ゆっくりと近寄って、静かに停車する。茫然と立ちすくんでいた少女──木下由紀が2人の車に気付いて顔を向けた。
ルゥが車を降りたので、尚也も続く。
少女は何かを思い出したようにきょろきょろと周りを見回している。ルゥはちらりと車の陰を覗き込んで、満足そうに頷いた。
少女はまだ探している。ふらふらと車を迂回して、ガードレールの向こう側まで覗き込むように見回している。
尚也にも理解出来た。──いなくなっているのだ、あの小学生が。
「成功したんだ」
尚也が独り言のつもりで呟いた言葉に、ルゥの声が返って来た。「したね。ギリギリだったけど」
成功、とルゥは言った。さっきは独り言のように県を越えさせないとも言っていた。だけど、木下由紀の誘拐そのものを止められた訳ではない。
話を聞いた時、尚也は漠然と、この女の子が誘拐される歴史を改竄するためにルゥたちが動いているのだと考えていた。──が。
これをして成功と彼が言うのなら……目的は誘拐の阻止ではなく、彼女がこの日この時間に県を越えることの阻止なのだろうか?
「……これで良かったわけ」
何かが割り切れない。尚也はもやもやしたままルゥに言葉を叩きつける。
「まあね。でも多分、本史の方からすれば蚊が刺したくらいの刺激にしかならないと思うけど」
少しだけ小さくなった声は、あの時と同じトーンだった。思い出したくないことを思い出した、そう呟いたあの時と。
何が目的であろうと、たかが1度の『成功』では目的には程遠いのだろう。相手もまた、改竄された歴史を戻すために手を講じて来るのだろうから。
「……気が長い話だ……」
「だから記録が必要なんだよ。書はこの世界にとっては呪術だ。呪術がかかれば蚊が刺したって致命傷になりうるからね」
「呪術ってよりマラリアじゃないか? そりゃ」
「ははは」
わざと軽々しく笑ってみせるルゥの目は、それでも限りなく真剣だ。記録こそが呪術──中の人でなければ残らない、という言葉をぼんやりと尚也は思い出す。
フィードバックされるのだろうか。自分の記録も、本史の中に。
「尚也」ルゥは少しだけ目を細めた。
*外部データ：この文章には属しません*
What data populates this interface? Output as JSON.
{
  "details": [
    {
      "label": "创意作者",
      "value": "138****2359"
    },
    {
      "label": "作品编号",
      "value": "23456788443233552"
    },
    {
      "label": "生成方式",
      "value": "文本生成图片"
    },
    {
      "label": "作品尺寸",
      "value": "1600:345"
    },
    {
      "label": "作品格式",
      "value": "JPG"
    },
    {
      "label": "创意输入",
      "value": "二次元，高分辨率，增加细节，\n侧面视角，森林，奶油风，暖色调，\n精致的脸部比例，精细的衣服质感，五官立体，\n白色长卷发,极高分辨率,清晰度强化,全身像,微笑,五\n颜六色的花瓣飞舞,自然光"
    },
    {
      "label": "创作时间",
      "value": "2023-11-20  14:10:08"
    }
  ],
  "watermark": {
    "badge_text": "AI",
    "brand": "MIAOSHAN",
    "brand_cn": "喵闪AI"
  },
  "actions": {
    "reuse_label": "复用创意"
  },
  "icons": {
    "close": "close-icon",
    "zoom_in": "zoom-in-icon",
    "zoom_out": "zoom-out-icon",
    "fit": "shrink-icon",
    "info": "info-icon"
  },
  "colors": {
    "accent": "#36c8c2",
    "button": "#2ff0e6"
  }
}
柔らかな微笑は変わらない。
「タイムリミットはあと2日」
傍史は消えて、後に残るのは本史に送られるためのデータ。このシミュレータは、その時を持って消滅するのだろう。
「……わかったけど……何を記録すりゃいい?」
「見たままだよ。いつもの通り」
事実を淡々と記録して残す。その記録は呪術なのか。本史に渡された時に、人々がこの傍史を選ぶための材料になるのだろうか。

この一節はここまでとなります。